Liberty is reportedly in talks with DT to buy its Tele-Columbus cable operations, which have about 1.7 million subscribers in Germany, for $2 billion.
The earlier DT deal involves systems that pass about 10 million homes, but because of the way that the German cable network is set up, DT has a direct connection to some 3.5 million of those homes. The remainder are homes in which DT sells service to housing associations and Level 3 operators.
At the investors meeting, president and CEO Dob Bennett said that Liberty would look to form deals with housing authorities and Level 3 operators, or possibly even buy them out.
Malone added that there are opportunities in the international arena for Liberty to become a consolidator. He added that he did not expect any competition for assets from other expected players in the market — AOL Time Warner and Microsoft Corp.
"They would rather play through us than against us," Malone said.

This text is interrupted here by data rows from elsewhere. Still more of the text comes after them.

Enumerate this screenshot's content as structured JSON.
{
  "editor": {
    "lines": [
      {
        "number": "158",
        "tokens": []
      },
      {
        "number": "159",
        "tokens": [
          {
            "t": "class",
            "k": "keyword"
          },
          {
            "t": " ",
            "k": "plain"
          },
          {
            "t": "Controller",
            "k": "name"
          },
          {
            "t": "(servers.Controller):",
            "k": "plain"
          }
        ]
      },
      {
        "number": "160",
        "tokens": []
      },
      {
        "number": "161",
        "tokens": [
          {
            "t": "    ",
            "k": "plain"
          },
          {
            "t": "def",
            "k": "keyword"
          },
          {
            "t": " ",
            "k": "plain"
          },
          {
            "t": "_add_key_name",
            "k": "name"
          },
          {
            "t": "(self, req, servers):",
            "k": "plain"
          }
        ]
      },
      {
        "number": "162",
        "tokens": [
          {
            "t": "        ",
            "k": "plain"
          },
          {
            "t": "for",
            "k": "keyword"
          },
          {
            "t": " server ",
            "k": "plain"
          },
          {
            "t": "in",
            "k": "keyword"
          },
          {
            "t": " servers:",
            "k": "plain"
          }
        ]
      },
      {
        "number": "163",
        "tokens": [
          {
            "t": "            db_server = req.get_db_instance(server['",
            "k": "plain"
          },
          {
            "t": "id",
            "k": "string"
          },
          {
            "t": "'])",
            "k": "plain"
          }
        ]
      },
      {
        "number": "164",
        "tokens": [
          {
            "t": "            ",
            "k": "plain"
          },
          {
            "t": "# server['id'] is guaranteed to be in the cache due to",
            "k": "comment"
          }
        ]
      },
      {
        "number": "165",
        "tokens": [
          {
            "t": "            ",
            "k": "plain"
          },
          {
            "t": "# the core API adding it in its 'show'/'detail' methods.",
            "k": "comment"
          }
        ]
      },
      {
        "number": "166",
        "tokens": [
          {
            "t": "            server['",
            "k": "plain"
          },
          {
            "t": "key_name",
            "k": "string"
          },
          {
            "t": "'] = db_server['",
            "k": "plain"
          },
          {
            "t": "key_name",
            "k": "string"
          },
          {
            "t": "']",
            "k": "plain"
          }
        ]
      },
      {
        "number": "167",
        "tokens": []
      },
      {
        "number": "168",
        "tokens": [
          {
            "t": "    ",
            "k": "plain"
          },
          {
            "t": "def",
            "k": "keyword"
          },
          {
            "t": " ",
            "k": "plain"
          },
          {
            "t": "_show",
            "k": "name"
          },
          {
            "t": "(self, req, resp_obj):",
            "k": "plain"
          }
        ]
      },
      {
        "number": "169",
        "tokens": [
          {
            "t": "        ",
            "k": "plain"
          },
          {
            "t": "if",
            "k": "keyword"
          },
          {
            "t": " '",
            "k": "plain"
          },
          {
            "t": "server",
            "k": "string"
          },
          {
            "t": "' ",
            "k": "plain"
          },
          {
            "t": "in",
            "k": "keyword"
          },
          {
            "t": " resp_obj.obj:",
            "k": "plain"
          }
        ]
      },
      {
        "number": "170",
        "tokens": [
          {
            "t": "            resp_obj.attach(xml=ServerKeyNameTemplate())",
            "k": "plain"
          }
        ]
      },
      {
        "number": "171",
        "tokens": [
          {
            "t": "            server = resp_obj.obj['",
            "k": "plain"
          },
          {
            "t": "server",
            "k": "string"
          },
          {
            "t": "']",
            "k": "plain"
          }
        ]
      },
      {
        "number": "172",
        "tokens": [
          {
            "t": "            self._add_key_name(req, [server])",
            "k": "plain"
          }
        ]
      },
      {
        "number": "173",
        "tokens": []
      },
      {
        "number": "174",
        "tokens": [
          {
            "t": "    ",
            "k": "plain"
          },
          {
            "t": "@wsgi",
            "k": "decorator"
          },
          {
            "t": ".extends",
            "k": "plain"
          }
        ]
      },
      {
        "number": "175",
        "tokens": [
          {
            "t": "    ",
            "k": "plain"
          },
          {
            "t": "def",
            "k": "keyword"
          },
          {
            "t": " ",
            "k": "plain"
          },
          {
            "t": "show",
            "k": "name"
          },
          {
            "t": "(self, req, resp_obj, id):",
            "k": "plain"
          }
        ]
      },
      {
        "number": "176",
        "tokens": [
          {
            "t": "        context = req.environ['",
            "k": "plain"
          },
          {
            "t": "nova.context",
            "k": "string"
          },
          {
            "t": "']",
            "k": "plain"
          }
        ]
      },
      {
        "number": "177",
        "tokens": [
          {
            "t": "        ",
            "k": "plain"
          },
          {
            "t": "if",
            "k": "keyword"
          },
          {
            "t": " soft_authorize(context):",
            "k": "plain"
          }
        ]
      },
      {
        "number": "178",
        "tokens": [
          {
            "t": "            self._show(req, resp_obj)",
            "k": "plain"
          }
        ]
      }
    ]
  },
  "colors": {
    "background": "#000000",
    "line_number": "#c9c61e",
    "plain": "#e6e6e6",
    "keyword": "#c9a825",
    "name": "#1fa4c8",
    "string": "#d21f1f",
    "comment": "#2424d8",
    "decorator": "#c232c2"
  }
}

Liberty's other international assets include cable systems in the United Kingdom, South America and Japan. The company also owns a large stake in UnitedGlobalCom Inc., a Denver-based company that owns Dutch cable operator United Pan-European Communications Inc.

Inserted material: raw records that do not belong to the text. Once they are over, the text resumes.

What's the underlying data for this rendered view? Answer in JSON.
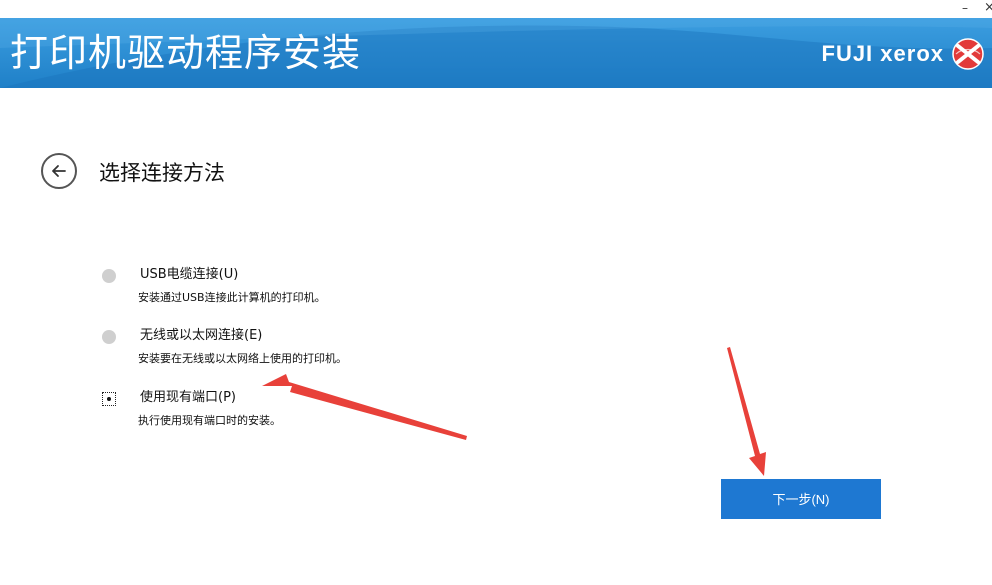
{
  "window": {
    "minimize_glyph": "–",
    "close_glyph": "×"
  },
  "header": {
    "title": "打印机驱动程序安装",
    "brand_name": "FUJI xerox",
    "brand_logo_icon": "fuji-xerox-sphere-icon",
    "background_color": "#2a8dd6"
  },
  "main": {
    "back_icon": "arrow-left-icon",
    "heading": "选择连接方法"
  },
  "options": [
    {
      "label": "USB电缆连接(U)",
      "description": "安装通过USB连接此计算机的打印机。",
      "selected": false
    },
    {
      "label": "无线或以太网连接(E)",
      "description": "安装要在无线或以太网络上使用的打印机。",
      "selected": false
    },
    {
      "label": "使用现有端口(P)",
      "description": "执行使用现有端口时的安装。",
      "selected": true
    }
  ],
  "footer": {
    "next_label": "下一步(N)",
    "next_color": "#1e78d2"
  },
  "annotation_color": "#e8413a"
}
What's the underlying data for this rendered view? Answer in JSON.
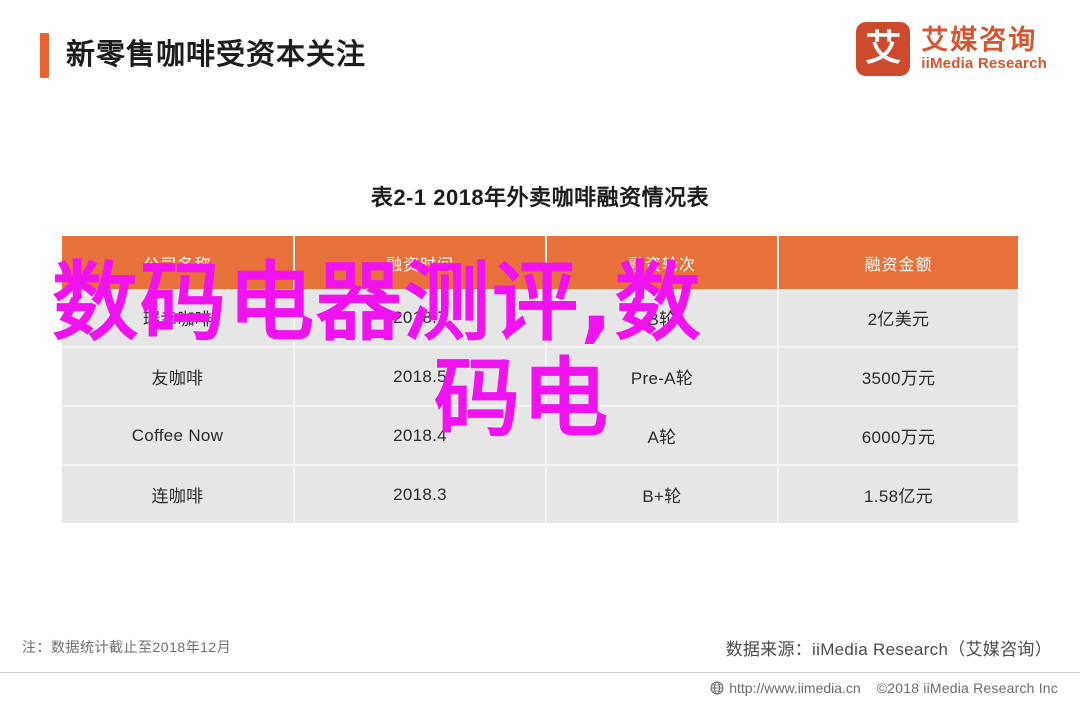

While Liberty's focus appears to be on its international investments, some of its domestic assets have been performing well too.

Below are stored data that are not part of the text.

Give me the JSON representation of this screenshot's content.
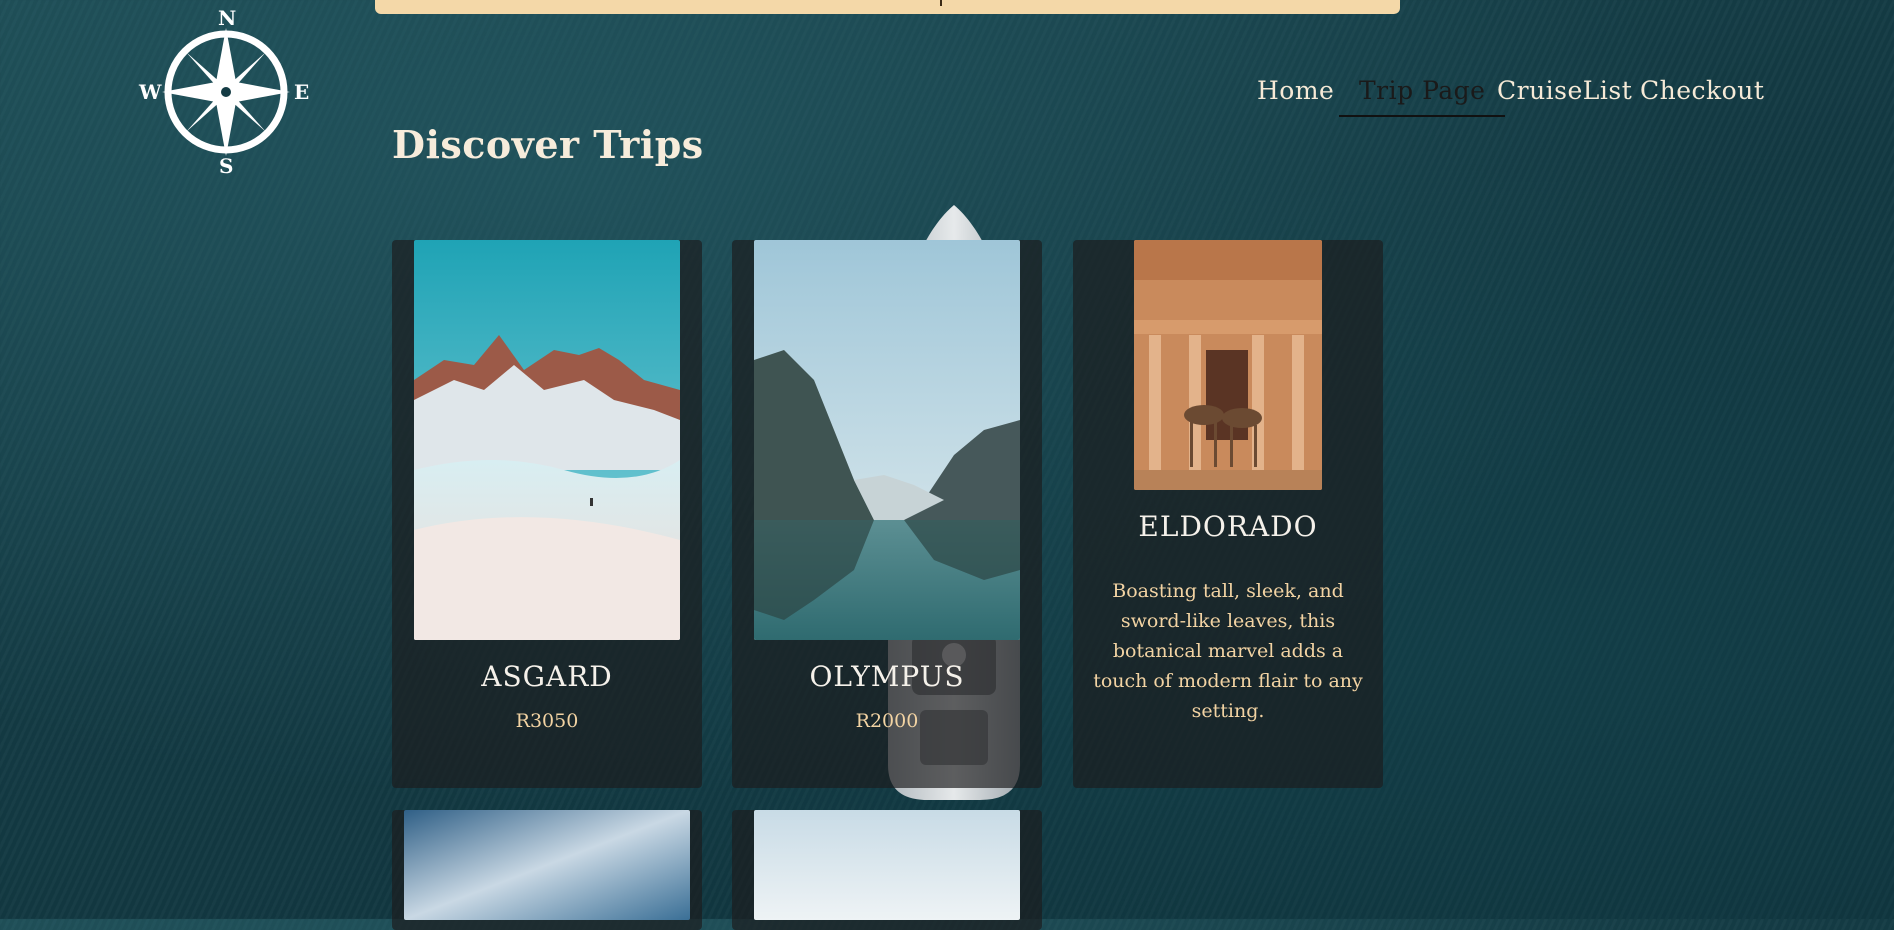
{
  "logo": {
    "n": "N",
    "s": "S",
    "e": "E",
    "w": "W"
  },
  "nav": {
    "items": [
      {
        "label": "Home",
        "active": false
      },
      {
        "label": "Trip Page",
        "active": true
      },
      {
        "label": "CruiseList",
        "active": false
      },
      {
        "label": "Checkout",
        "active": false
      }
    ]
  },
  "page": {
    "title": "Discover Trips"
  },
  "trips": [
    {
      "name": "ASGARD",
      "price": "R3050"
    },
    {
      "name": "OLYMPUS",
      "price": "R2000"
    },
    {
      "name": "ELDORADO",
      "description": "Boasting tall, sleek, and sword-like leaves, this botanical marvel adds a touch of modern flair to any setting."
    }
  ],
  "colors": {
    "accent": "#f4d8a8",
    "text_light": "#f6ead7",
    "price": "#f2d3a3"
  }
}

Discovery, of which Liberty owns a 49-percent interest, is expected to report a 2-percent gain in advertising revenue in the third quarter to $152.5 million, according to Discovery chairman John Hendricks, despite a declining ad market.
"We feel comforted by that," Hendricks said at the investors conference.
Hendricks said that Discovery also plans to take market share away from the broadcast networks, primarily through a program dubbed the "Power Block roadblock" which allows advertisers to buy time across 10 Discovery networks.
Participants in the "Power Block" program receive one 30-second spot twice a day across 10 Discovery networks with little duplication of audience. He added that research shows that only seven percent of the audience watching a rebroadcast of the same program at 12 a.m. were watching the show earlier in the day.
"We're delivering an unduplicated audience," Hendricks said. "These are real dollars. ABC, NBC, CBS and Fox, we're taking dead aim at their [advertising] dollars."